Proceedings are supposed to end in December 2008, although 18 genocide conspirators are still on the lam. The court has come under criticism for being expensive ($1 billion spent) and slow (the trial I watch has been dragging on for two years), but the fact that it has convicted some high-profile people, including the former prime minister of Rwanda, has given it status.

The case I watch is a big one - the former minister of the interior, Edouard Karemera, and two political colleagues are charged with genocide, planning genocide, rape and crimes against humanity. Proceedings are conducted in multiple languages, so that simultaneous translation enables anyone to understand.

Even Arusha tour guides may not know about the free public admission to the United Nations tribunal, so ask. You enter on the south side of the Arusha International Conference Center, off Simeon Road (if you get lost, just keep asking to observe court, and they will tell you if it is in session that day).

If it is, turn over your passport and pass through security, take the elevator up to the fourth floor and silently slip into the room to watch the sorrowful trials.

Information: International Criminal Tribunal for Rwanda: www.ictr.org.

Walk with the Masai

Godwin Longino Lukumay stops at various spots in the bush near Tanzania’s Tarangire National Park. This sharp green plant cures chicken pox, he says. That conifer tree sap fixes wounds. The little red apple cures stomachache. Zebra dung helps start fires. Elephant dung fire smoke cures headaches.

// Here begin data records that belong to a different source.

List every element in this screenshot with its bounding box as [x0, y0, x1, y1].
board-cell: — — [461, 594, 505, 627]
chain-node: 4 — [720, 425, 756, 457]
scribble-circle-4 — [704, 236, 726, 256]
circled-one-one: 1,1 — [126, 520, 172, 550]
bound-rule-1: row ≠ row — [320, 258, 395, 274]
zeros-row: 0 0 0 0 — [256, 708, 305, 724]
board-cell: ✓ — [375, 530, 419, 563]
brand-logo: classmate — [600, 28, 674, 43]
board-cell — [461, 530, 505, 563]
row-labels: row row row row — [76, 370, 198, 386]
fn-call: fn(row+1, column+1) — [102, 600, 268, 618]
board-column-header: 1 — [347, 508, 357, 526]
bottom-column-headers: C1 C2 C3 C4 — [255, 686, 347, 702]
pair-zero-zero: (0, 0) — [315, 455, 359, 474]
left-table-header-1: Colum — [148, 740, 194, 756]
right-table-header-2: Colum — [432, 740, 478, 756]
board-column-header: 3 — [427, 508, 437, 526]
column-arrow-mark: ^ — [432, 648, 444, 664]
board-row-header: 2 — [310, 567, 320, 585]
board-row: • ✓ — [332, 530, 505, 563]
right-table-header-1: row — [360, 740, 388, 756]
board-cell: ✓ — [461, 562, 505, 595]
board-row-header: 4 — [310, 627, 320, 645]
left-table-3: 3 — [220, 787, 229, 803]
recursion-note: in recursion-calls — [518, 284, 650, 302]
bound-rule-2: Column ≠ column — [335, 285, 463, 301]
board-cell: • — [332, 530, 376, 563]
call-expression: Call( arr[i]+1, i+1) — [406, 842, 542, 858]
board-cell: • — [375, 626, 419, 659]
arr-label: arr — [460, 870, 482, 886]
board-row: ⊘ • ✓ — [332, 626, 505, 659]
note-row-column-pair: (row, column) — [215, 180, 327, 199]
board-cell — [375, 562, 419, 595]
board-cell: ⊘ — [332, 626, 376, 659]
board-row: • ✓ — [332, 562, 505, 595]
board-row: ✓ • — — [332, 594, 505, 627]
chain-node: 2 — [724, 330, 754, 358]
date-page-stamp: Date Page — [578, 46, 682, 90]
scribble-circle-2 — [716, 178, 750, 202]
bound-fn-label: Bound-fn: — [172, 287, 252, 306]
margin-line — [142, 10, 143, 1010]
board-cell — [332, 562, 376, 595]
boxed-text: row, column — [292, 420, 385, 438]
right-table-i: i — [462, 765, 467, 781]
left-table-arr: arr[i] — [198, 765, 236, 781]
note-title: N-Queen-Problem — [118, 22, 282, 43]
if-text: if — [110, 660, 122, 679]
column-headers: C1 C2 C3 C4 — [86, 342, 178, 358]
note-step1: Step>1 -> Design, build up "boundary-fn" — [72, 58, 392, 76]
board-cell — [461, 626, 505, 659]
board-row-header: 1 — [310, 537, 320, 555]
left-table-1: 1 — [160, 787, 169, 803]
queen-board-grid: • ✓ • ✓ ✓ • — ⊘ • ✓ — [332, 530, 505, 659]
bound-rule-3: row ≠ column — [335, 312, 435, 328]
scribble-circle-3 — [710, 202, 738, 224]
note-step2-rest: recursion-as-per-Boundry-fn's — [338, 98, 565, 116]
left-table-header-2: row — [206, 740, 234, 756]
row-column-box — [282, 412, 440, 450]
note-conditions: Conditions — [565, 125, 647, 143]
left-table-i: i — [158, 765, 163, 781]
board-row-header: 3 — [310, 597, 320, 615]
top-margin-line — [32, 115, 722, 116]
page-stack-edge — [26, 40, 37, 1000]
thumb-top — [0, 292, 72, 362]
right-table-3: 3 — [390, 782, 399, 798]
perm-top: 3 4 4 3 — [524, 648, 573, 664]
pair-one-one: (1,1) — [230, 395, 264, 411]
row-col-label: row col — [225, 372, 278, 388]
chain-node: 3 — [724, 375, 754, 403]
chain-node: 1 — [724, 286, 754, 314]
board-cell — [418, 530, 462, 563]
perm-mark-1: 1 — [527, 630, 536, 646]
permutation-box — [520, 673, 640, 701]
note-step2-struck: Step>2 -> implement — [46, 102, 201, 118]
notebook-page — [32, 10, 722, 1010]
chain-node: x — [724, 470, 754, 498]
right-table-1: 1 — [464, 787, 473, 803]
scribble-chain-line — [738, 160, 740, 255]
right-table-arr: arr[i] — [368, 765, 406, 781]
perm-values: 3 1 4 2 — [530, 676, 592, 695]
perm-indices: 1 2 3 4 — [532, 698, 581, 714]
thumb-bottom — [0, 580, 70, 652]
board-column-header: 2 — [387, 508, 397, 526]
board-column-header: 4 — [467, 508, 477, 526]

Lukumay is a Masai, making him part of the famous warrior tribe plentiful in northern Tanzania and southern Kenya. The pastoral, cattle-keeping people have lived here for thousands of years in their famous round mud huts with thatched roofs. The most famous safari lands - the Serengeti, Masai Mara, Ngorongoro Crater - are also traditional Masai homelands.

We walk, with him holding his spear, his red blankets around his shoulders, alert. He points to something on the ground.

“Elephant,” he says, pointing to a faint round track with small marks inside the print.

I look around, worried, but don’t see any sign of tusk or trunk.

Despite the slight risk of running into an elephant, this short walking safari is a welcome chance to stretch my legs. One major drawback to safaris? You are always in the car. That’s for safety, because of course you don’t want to run into a lion or elephant on foot. But six hours of riding can also make you stiff.

Now, it feels good to walk. It feels good to smell the slight wood-smoky scent in the air. It feels good to rub my hand over the rough bark of the baobab tree. And Lukumay knows this region like it’s home - because it is.

We come to his village. There, the children are herding the goats home. Children herd goats alone by age 7, he says, and herd the cattle far and wide by age 12, with not an anxious parent hovering.

The sun starts to set in a big round ball behind a baobab tree. We walk. The plants all look like scrub to me, but Lukumay knows the use for every single one. I think we are lost, but soon we come back exactly to where we began.

Information: Many resorts in East Africa will help set up a “walking with the Masai” tour. My one-hour walk was arranged through Tarangire River Camp and cost about $12 plus tip. Ask your tour operator about walking tours or safaris.